- Directed by: Robert Hossein
- Screenplay by: Georges Tabet; Claude Desailly; André Tabet; Robert Hossein;
- Produced by: Georges de Beauregard; Benito Perojo;
- Starring: Robert Hossein; Marie-France Pisier; Roger Dutoit; Annie Anderson;
- Cinematography: Alain Levent
- Edited by: Marie-Sophie Dubus
- Music by: André Hossein
- Production companies: Rome-Paris Films; Producciónes Benito Perojo; Mega Film;
- Distributed by: Panta Cinematografica (Italy);
- Release dates: 7 April 1965 (France); 25 February 1966 (Spain);
- Countries: Spain; France; Italy;
- Language: French

= The Vampire of Düsseldorf =

The Vampire of Düsseldorf (Le Vampire de Düsseldorf) is a 1965 thriller film directed by Robert Hossein. It was joint production between Spain, France and Italy.
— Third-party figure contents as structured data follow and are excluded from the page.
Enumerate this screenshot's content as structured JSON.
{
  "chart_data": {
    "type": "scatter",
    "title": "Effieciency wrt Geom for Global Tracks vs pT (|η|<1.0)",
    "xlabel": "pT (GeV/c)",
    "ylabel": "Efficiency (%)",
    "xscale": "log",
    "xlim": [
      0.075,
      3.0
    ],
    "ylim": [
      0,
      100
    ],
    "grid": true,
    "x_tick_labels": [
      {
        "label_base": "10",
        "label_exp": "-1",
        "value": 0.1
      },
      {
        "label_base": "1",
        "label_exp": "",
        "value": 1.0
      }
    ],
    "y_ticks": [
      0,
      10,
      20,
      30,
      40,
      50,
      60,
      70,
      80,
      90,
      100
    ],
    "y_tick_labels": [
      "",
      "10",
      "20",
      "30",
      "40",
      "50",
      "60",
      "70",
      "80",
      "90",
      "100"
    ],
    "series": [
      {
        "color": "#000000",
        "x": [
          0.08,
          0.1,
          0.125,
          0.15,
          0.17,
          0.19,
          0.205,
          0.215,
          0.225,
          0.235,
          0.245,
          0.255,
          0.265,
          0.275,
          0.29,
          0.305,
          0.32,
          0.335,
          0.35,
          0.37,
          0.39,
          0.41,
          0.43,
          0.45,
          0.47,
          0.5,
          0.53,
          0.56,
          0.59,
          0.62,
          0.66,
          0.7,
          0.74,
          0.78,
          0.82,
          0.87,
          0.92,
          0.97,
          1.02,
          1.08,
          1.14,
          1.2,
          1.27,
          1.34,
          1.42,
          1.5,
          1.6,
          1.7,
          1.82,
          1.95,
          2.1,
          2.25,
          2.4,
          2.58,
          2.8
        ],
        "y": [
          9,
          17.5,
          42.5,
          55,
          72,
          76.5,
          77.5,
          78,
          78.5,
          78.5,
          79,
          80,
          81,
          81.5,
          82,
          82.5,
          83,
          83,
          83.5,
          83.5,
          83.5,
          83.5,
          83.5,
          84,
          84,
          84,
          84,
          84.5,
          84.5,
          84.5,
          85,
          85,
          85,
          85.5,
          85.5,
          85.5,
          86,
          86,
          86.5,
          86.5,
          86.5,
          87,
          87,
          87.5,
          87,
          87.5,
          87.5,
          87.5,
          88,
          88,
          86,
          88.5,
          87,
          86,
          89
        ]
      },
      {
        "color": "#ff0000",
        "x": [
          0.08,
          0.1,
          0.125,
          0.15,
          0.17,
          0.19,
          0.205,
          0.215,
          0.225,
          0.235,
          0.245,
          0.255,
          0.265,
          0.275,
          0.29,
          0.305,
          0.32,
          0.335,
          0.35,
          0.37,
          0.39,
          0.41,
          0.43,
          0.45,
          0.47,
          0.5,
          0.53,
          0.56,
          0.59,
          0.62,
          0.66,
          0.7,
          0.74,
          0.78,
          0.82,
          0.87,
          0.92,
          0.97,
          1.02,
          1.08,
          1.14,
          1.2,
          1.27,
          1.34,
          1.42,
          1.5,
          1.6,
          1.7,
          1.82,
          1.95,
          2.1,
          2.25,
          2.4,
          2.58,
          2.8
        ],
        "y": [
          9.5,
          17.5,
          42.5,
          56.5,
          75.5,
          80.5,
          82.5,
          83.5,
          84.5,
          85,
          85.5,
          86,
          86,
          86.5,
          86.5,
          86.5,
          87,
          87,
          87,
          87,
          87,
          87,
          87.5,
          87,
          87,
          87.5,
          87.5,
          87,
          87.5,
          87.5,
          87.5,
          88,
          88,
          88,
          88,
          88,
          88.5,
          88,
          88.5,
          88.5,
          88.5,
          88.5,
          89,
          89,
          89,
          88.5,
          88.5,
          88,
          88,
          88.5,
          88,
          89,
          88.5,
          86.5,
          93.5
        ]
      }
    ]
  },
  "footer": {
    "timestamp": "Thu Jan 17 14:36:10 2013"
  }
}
The film was based on the life and crimes of German serial killer Peter Kürten.

==Production==
The Vampire of Düsseldorf was shot between September 28, 1964, and December 10, 1964.

==Reception==
At a preview screening in Paris, Variety long-time Paris correspondent Gene Moskowitz wrote that Hossein had "wisely not tried to emulate M and that the director "obviously has seen and assimilated many of these pix and does not imitate but takes the ideas and aspects of the times. But this only a moderate suspense item, which may be an okay play-off item on its theme, with arty chances broad chancey."